Yeah I think, for sure. I think in some ways it’s similar to the second record, which is also equally eclectic in a way. But I think with the way I produced things in the past, it was less pronounced, how much things were jumping around. You know and then now that the production is a little more widescreen, it makes the way that things jump-cut a bit more jarring or whatever. But I think actually, when I was making the record, all these different threads were kind of moving forward at the same time, and at one point I thought, “Maybe I’m making three different records here,” or, “Maybe this is going to have to be three discs with separate threads.” But I started reading about the way that people are interacting with music now—just think pieces about streaming and stuff, and the way that the new generation is kind of more playlist-based, rather than more radio or album-based. And all of these ideas that in some ways have been presented as negative, to me felt really liberating, because I care that the album really holds together as a work. Albums are important to me. It’s important that somebody put the actual vinyl on, and feel like the album isn’t so fractured that it doesn’t make sense. But at the same time, I also know that each of these songs will fly off in different directions anyway, so it gave me permission to do exactly what I wanted to do, which is kind of make a summary of everything that I’ve done.
I know you’ve said you didn’t want this to come off as a “sad” record, but these animated videos with animator Greg Sharp aren’t what you’d call jolly. “American Guilt” is this long tracking shot across the detritus of our consumerist lives and with “Not In Love We’re Just High,” my takeaway was kind of, “We party and then we die.”

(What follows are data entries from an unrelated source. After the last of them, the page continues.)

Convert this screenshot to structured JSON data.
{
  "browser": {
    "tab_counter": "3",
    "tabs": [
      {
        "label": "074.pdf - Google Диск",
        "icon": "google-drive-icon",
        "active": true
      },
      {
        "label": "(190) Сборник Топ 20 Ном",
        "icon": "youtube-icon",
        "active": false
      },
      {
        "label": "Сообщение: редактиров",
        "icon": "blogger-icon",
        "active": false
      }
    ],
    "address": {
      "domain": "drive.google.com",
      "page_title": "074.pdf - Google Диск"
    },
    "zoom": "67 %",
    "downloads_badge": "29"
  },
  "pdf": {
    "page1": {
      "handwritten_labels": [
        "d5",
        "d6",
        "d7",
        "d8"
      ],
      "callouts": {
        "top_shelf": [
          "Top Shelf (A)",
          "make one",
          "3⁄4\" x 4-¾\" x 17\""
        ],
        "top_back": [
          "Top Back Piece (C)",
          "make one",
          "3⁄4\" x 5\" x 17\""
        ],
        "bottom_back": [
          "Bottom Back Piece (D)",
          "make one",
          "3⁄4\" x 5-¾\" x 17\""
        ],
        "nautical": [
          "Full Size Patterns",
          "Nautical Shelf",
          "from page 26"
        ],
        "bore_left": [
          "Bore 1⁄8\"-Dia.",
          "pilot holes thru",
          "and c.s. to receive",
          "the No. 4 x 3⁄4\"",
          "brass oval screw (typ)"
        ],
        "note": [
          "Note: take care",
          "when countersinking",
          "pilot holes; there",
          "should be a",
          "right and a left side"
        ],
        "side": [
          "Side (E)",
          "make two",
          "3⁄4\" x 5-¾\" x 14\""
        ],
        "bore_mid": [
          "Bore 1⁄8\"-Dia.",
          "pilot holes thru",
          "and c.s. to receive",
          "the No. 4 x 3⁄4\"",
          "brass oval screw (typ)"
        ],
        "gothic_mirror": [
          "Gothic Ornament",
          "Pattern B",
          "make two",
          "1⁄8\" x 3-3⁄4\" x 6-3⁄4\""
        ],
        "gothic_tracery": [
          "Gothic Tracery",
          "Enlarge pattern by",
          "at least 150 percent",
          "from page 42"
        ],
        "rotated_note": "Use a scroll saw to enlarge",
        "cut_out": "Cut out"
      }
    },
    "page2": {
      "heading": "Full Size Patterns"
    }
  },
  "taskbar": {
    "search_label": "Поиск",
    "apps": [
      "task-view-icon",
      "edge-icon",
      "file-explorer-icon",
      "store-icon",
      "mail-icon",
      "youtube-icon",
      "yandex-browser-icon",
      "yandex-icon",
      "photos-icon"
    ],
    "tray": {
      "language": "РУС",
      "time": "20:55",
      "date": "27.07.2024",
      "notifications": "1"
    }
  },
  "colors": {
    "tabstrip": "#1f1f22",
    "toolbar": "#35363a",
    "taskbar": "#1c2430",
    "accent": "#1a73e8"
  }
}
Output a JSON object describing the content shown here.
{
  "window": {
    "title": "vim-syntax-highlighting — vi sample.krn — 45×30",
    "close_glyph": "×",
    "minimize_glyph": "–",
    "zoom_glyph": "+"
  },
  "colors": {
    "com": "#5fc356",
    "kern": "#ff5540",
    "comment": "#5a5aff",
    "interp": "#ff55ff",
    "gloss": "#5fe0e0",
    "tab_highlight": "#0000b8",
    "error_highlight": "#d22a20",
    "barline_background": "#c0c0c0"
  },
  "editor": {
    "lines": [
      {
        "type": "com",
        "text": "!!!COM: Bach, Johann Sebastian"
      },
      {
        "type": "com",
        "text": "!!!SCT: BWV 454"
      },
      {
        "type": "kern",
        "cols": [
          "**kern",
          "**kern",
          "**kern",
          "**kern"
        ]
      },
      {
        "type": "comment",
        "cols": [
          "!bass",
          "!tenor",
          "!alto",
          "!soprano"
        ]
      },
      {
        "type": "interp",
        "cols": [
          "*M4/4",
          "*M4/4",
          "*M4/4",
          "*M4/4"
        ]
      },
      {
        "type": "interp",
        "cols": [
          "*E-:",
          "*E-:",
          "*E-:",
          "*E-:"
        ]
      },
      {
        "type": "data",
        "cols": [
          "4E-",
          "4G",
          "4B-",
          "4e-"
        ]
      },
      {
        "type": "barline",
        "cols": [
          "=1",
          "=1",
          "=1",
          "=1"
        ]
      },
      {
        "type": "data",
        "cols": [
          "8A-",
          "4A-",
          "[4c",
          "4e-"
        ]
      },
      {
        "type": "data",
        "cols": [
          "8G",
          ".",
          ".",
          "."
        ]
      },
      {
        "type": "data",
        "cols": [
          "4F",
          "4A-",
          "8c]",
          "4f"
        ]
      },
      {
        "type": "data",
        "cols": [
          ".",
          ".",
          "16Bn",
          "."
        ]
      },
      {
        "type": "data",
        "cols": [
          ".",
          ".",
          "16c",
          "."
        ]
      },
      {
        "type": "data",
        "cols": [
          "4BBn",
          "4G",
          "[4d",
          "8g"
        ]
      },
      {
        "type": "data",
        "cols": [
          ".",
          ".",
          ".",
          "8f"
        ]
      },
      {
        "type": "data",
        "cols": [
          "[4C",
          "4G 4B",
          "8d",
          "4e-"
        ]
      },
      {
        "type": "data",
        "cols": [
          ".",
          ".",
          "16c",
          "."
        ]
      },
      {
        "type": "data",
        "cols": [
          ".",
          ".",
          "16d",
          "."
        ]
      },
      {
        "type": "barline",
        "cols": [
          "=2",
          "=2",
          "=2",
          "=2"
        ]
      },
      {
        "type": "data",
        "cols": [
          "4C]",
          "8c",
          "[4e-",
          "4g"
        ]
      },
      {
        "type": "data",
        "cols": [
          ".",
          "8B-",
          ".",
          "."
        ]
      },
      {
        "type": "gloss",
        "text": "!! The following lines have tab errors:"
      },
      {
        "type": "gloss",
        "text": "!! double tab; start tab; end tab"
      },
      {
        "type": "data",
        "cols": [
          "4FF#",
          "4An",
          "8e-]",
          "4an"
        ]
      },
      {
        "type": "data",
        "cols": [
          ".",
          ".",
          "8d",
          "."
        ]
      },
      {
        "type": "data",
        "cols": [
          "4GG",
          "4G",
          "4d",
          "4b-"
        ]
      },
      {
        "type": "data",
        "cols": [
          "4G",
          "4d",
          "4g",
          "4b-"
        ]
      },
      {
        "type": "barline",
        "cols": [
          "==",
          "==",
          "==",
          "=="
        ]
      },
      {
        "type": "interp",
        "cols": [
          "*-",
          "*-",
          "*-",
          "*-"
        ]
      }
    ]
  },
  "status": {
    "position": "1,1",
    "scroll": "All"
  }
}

[Chuckles] Yeah, well I mean—that might be one way of thinking of what’s gonna be written on my grave! But also I think that here it’s almost like the New Zealander in me is coming out, because you know, Americans are optimists. Even though in media people talk about doomsday all the time, everything is like “the end of the world” in America. But it’s very exciting, you know? It’s the end of the world, but you’re not gonna commit suicide, because you’ve got to be there to see what happens in this end of the world. You’ve got to stay up for it, like—“The End of the World, Tomorrow!” So, that’s very exciting. Whereas growing up in New Zealand, we don’t have that sort of hysteria. But then also, the thing about American optimism is that when times are bad, it starts to feel like a Fellini film. It starts to feel like depressingly upbeat and excited. Like when everybody’s kind of foaming at the mouth and things are going really badly, it can feel like a nightmare. And in the same way, what I hope is that seeing something dark can suddenly be kind of fun, you know? It’s like the doomsday depicted in certain kinds of films. I find myself listening to lot of dark music and watching a lot of dark films and feeling kind of relief from that, which it took a while for me to kind of figure out. Because you can only get so angry, you can only get so dejected, before you have to try and figure out where your energy is gonna come from. And so when you were saying that thing about “Everyone Acts Crazy Nowadays” being like a piss-take, I don’t think that I’m saying that any of this is unwarranted. If anything, I think people are under-reacting to the state we’re in. But I think that the tone of everything can’t be just kind of running around in a panic all the time. It’s like with the South Koreans. One thing that was so cool about being in Seoul is that they live literally next door to Kim Jong-Un, and they are so cool about it. They’re just like “Ah, we’re not scared of him.” And their attitude is I think something that you have to develop. We have to kind of develop some bravado about these issues, because you’ve got to get on with life. Life is still like, Sex & Food, you know, no matter what’s going on. You still have to eat and you still have to sleep and you still have to kind of get on with your day, and you can’t just spend the whole day in a constant state of panic. That just doesn’t make any sense.
Unknown Mortal Orchestra’s Sex & Food is out now. The band begins a North American tour April 22 in Northampton, MA.